Ce désengagement pourrait aboutir à des fermetures de lignes à l’avenir. Déjà, nombre d’entre elles sont affectées par des limites temporaires de vitesse. « Même dans l’hypothèse où ils seraient entièrement financés, les CPER ne pourront pas absorber l’ensemble des travaux nécessaires à la régénération du capillaire. Certaines régions ont d’ores et déjà été sollicitées, parfois très tardivement, pour des rénovations hors CPER souvent à caractère urgent, dont la non-réalisation pèserait sur le maintien en exploitation de la ligne », assure ce spécialiste du réseau ferré.

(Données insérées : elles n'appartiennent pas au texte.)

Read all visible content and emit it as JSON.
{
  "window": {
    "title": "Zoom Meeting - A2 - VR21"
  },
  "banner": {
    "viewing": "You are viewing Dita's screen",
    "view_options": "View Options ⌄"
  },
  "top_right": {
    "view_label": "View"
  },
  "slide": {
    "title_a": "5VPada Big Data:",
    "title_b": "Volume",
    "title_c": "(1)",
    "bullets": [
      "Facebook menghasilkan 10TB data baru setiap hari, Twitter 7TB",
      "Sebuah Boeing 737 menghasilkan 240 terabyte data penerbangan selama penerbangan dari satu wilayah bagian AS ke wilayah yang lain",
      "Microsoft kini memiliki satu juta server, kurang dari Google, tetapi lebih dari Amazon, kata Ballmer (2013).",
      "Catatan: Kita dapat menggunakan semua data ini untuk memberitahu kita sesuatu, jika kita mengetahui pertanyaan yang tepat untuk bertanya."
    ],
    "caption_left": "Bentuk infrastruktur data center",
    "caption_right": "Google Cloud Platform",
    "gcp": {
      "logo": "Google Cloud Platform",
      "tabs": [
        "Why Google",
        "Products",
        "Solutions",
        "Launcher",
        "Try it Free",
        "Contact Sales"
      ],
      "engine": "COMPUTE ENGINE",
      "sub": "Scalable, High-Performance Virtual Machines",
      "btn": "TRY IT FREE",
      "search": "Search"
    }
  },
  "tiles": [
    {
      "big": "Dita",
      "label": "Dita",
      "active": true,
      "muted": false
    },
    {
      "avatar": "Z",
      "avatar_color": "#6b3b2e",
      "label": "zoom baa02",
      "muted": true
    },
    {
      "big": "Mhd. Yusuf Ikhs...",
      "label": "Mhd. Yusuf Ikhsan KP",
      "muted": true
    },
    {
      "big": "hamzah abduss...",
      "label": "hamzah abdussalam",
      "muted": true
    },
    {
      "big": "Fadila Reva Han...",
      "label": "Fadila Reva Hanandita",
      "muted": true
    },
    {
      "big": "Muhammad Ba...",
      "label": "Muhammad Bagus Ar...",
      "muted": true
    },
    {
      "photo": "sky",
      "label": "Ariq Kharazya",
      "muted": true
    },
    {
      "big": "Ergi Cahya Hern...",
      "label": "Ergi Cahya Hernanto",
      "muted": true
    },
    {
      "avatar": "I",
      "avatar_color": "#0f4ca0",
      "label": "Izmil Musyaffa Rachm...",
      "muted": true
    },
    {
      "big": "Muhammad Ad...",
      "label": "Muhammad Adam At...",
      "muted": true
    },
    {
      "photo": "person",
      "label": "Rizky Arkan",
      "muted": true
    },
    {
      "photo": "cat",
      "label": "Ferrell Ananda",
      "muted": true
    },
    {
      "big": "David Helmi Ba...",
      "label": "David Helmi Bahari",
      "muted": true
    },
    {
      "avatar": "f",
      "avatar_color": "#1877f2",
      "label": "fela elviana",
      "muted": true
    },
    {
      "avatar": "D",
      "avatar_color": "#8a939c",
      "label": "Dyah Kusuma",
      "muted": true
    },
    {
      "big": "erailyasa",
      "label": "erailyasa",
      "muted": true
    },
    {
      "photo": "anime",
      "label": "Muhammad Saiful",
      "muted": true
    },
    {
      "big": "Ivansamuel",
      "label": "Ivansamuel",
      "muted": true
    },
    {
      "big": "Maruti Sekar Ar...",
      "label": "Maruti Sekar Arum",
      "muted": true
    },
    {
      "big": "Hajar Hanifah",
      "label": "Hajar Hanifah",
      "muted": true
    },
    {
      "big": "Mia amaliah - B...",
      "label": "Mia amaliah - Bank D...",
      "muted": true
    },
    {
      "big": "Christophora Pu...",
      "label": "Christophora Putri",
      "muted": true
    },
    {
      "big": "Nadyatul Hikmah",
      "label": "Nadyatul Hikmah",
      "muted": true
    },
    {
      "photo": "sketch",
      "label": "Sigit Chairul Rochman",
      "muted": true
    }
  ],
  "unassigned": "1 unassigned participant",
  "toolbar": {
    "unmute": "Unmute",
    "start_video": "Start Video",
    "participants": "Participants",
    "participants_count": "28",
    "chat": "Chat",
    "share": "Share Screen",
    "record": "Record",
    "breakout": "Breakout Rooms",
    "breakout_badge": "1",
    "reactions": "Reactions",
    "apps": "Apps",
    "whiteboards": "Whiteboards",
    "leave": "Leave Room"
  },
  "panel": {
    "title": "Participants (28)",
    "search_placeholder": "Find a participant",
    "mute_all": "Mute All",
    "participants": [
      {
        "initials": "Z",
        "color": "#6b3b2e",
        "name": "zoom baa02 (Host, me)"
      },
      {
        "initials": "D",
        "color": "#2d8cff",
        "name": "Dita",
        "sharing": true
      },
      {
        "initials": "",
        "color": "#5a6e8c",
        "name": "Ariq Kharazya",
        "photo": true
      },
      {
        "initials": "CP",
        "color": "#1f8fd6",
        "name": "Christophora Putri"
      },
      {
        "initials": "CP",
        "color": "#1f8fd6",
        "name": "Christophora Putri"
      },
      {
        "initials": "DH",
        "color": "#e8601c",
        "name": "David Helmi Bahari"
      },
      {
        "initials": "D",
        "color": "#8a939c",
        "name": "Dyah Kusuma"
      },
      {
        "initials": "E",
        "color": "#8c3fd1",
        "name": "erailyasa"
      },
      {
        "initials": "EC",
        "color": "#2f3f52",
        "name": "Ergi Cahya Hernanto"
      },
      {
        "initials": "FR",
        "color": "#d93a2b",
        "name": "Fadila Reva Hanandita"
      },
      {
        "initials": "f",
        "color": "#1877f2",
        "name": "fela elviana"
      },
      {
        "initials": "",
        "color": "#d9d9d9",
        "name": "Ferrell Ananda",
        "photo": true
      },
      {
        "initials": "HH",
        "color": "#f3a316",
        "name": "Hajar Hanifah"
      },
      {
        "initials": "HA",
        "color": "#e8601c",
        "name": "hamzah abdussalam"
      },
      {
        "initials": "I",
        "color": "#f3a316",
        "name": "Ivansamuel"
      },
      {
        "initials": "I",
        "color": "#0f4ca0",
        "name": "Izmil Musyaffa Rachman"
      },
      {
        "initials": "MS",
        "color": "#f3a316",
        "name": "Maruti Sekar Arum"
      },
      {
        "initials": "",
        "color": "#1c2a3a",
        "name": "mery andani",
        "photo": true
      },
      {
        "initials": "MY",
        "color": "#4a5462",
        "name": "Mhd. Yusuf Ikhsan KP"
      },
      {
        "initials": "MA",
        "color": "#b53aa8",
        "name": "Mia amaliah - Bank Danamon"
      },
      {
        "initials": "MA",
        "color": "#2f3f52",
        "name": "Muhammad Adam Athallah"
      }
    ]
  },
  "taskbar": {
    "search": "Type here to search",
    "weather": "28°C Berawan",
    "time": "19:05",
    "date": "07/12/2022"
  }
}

Le réseau central (16 176 km ligne UIC 2 à 6 et LGV), tout particulièrement les lignes UIC 5 et 6, n’est pas non plus épargné par les limitations de vitesse : sur les 5 500 km de limite de vitesse, 1 200 km sont situés sur des lignes UIC 2 à 6. Le renouvellement de ce réseau mobilise aujourd’hui 2,5 milliards d’euros par an. SNCF Réseau estime qu’il serait nécessaire de mobiliser un milliard d’euros supplémentaire pour assurer sa pérennité. D’où peut-être le manque d’empressement de SNCF Réseau de revoir la classification UIC, qui lui permet de se concentrer sur le réseau central et de passer la main aux régions pour le reste, alors que ces dernières auraient tout intérêt à ce que le critère de classification entre « petites » et « grandes » lignes prenne en compte le nombre de circulations qui y passent.